Not a single American victim has died of Ebola; the majority
of Europeans infected have survived; a Cuban survivor is already back here at
work. Across West Africa, 70 per cent of those afflicted die. And that figure
applies only to the sick who receive care at treatment centres: More than 90
per cent of those who stay home perish. What accounts for the extreme variation
in death rates? Firstly, it is not that foreign aid workers are shipped home
and receive experimental treatments.
What kills most Ebola patients is a massive loss of the
body's vital fluids - up to 10 litres of day - along with proteins and
electrolytes, primarily through vomiting and diarrhoea. We often hear there's
no treatment for Ebola or other hemorrhagic viruses. That's not true. Survivors
all received was excellent supportive care, most of it from nurses. In medical
parlance, the term "supportive care" does not mean hand-holding but
the replacement of fluids and electrolytes; treatment of secondary infections
(bacteria escaping from the gut, say, or malaria); and, in some cases, renal
dialysis and assisted ventilation.
Three weeks ago, a baby named Jariatu was found by a burial
team, barely alive, in a house full of dead family members. She was taken to
Port Loko, where nurses and doctors were unable to locate a vein for an IV; the
baby was dying, too unresponsive to drink. So they did what they would do in
Boston or London: They inserted an infusion needle into the bone marrow of her
tibia. It was three days before Jariatu was conscious enough to show any
interest in taking anything by mouth. She's expected to survive.

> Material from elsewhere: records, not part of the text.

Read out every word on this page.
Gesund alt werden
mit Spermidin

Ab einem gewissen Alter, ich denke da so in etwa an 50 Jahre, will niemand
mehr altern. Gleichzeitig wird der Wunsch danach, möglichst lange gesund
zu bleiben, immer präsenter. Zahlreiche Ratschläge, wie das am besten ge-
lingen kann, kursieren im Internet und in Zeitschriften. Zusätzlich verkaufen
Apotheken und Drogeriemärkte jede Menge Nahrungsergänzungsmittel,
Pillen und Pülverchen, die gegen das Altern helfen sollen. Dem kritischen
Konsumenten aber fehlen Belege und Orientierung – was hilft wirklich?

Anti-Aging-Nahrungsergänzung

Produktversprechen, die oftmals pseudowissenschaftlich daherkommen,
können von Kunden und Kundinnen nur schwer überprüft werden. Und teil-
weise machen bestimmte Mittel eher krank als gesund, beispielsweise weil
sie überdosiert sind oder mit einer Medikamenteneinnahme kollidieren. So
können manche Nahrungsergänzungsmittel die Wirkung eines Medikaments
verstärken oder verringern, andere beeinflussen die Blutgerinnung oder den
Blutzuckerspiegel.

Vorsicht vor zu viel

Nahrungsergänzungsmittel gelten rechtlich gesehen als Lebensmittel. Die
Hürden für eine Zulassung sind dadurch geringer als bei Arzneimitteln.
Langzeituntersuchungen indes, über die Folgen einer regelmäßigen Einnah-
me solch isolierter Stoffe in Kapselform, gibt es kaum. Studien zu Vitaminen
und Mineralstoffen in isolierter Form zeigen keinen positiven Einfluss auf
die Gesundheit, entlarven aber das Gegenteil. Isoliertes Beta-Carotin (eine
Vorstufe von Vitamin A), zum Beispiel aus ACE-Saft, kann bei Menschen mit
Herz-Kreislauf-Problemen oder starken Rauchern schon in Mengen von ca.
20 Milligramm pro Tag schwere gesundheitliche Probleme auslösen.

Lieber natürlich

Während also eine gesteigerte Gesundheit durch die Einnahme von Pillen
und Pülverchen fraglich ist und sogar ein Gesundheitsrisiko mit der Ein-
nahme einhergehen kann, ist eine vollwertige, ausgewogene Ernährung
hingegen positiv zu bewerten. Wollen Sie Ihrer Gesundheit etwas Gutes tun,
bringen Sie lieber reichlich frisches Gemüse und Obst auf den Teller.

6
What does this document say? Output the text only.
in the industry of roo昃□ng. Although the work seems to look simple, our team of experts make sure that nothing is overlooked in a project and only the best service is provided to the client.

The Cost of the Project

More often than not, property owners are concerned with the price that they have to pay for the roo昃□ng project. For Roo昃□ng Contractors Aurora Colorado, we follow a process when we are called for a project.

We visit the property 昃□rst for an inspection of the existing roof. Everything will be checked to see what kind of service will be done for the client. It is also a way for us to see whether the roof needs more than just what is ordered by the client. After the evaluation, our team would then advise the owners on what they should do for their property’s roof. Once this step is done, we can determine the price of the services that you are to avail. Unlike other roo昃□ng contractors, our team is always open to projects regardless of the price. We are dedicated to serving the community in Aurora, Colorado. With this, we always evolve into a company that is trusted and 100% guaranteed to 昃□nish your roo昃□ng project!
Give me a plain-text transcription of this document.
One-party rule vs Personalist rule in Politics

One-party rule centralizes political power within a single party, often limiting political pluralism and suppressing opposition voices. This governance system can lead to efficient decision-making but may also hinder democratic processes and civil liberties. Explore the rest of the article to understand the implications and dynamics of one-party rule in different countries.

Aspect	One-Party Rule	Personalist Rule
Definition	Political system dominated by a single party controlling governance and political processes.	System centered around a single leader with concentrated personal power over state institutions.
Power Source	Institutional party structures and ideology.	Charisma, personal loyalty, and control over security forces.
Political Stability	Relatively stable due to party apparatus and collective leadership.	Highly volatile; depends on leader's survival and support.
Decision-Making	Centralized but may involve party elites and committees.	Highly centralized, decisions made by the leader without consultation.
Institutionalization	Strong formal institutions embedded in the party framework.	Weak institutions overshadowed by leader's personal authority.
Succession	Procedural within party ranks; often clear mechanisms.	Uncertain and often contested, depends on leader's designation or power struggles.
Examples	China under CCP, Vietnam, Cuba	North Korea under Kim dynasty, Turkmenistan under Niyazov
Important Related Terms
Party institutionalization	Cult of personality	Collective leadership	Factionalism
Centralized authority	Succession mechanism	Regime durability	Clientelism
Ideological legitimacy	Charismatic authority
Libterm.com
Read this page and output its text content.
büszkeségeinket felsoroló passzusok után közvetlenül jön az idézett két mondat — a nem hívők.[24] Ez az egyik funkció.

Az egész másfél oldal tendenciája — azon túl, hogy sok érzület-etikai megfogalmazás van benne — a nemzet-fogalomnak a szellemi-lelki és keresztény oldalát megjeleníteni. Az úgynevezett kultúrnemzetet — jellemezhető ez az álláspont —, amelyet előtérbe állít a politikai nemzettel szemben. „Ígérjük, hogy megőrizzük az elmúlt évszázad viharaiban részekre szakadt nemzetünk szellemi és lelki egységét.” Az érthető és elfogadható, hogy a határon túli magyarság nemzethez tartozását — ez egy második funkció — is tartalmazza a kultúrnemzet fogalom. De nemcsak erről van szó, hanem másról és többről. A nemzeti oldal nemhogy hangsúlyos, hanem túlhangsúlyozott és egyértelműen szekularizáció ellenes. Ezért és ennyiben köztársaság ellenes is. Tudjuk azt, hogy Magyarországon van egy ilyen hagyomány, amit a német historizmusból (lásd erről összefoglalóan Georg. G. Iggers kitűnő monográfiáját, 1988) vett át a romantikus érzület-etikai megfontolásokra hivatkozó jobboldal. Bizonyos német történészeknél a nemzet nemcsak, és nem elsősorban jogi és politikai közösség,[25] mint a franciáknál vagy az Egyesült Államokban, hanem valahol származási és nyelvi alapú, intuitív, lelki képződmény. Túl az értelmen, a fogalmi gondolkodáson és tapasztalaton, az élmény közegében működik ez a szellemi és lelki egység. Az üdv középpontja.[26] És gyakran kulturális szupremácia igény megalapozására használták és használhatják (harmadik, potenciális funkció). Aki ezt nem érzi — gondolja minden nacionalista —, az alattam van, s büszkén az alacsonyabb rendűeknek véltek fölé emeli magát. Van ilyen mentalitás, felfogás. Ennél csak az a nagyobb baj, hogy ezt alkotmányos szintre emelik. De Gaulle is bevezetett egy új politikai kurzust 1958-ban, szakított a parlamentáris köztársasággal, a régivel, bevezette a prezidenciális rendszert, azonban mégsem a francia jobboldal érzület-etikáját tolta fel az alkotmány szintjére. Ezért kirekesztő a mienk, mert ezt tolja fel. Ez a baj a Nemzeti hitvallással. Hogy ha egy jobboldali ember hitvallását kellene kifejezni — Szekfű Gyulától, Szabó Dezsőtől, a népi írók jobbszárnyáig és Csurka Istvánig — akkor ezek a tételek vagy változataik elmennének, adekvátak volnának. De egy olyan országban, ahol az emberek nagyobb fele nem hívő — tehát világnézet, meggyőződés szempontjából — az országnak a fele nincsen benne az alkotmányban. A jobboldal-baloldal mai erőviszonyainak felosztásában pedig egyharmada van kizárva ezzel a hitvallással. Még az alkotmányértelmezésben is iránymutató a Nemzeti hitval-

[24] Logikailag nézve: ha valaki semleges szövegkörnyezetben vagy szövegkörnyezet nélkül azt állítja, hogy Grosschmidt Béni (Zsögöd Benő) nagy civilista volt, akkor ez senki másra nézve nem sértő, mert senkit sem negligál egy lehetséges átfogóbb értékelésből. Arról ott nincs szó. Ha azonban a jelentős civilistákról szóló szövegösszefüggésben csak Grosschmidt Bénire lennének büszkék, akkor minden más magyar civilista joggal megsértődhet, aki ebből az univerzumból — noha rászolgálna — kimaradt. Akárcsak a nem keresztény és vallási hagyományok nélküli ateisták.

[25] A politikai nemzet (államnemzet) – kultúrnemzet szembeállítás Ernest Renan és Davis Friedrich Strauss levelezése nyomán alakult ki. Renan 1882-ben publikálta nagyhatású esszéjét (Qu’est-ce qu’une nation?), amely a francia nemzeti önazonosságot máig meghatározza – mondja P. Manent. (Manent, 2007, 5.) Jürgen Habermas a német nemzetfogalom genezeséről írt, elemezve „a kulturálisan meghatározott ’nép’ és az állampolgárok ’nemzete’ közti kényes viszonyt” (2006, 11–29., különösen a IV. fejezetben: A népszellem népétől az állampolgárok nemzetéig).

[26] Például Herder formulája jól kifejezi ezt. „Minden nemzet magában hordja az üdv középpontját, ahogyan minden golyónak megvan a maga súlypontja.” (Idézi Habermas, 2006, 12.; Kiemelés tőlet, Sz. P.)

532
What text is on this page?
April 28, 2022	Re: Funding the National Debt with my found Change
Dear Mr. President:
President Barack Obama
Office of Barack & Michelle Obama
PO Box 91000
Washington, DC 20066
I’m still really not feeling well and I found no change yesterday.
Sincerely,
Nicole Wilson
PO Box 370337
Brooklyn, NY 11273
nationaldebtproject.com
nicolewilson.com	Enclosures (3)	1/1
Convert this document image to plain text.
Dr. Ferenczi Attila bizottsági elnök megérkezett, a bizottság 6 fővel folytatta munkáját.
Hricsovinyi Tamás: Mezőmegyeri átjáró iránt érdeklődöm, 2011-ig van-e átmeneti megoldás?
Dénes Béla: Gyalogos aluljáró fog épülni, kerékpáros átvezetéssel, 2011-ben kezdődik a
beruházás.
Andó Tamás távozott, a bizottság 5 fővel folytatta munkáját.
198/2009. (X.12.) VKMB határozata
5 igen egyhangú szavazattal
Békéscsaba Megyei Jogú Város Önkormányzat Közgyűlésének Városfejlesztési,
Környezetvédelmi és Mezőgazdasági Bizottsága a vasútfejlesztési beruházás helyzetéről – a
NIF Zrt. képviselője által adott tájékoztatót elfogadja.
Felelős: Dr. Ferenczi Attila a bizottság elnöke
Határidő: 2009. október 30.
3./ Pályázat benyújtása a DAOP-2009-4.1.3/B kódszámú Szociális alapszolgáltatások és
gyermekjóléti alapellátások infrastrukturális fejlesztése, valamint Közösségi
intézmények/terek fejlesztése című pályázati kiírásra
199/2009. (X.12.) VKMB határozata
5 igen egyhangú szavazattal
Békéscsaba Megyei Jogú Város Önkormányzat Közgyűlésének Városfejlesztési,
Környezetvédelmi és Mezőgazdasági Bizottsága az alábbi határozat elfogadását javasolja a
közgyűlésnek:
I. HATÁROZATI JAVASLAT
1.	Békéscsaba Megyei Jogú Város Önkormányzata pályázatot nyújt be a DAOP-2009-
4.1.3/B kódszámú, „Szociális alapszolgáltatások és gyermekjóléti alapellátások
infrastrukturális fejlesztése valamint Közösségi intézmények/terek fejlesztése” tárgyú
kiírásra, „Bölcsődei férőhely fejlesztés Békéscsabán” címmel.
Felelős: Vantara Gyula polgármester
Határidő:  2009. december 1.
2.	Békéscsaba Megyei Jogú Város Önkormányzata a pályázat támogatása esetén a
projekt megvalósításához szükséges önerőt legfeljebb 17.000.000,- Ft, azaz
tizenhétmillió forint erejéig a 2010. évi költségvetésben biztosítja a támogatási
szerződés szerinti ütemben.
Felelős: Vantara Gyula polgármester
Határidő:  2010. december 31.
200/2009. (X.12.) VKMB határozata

What was always needed to improve survival in West Africa is
the capacity to safely deliver excellent supportive care. It's hard to deliver
supportive care there, due to the obvious lack of staff and stuff and space,
and it's dangerous.
Nevertheless, though they're afraid of Ebola, as any sane
person should be, thousands of medical professionals, most of them African,
show up for work every day (a lack of electricity makes it hard to make a
similar claim about night shifts, which is another cause of high mortality). Could
there be a relationship between poor-quality care and people's reluctance to
seek it in hot and raggedy Ebola units, where patients are interned until death
or until blood tests show no circulating virus?
The quality of care in this part of West Africa - not simply
for Ebola but for more common ailments and injuries - must be improved. It means
cooler units - even fans would help - and personal protective gear made for
tropical conditions. It means improved nutrition and a lot more support for the
public health delivery system. Since hospitals with poor infection control have
always amplified Ebola's spread, the two tasks - stopping transmission and
improving care - are the means by which the world's largest outbreak will be
halted and proper health systems built.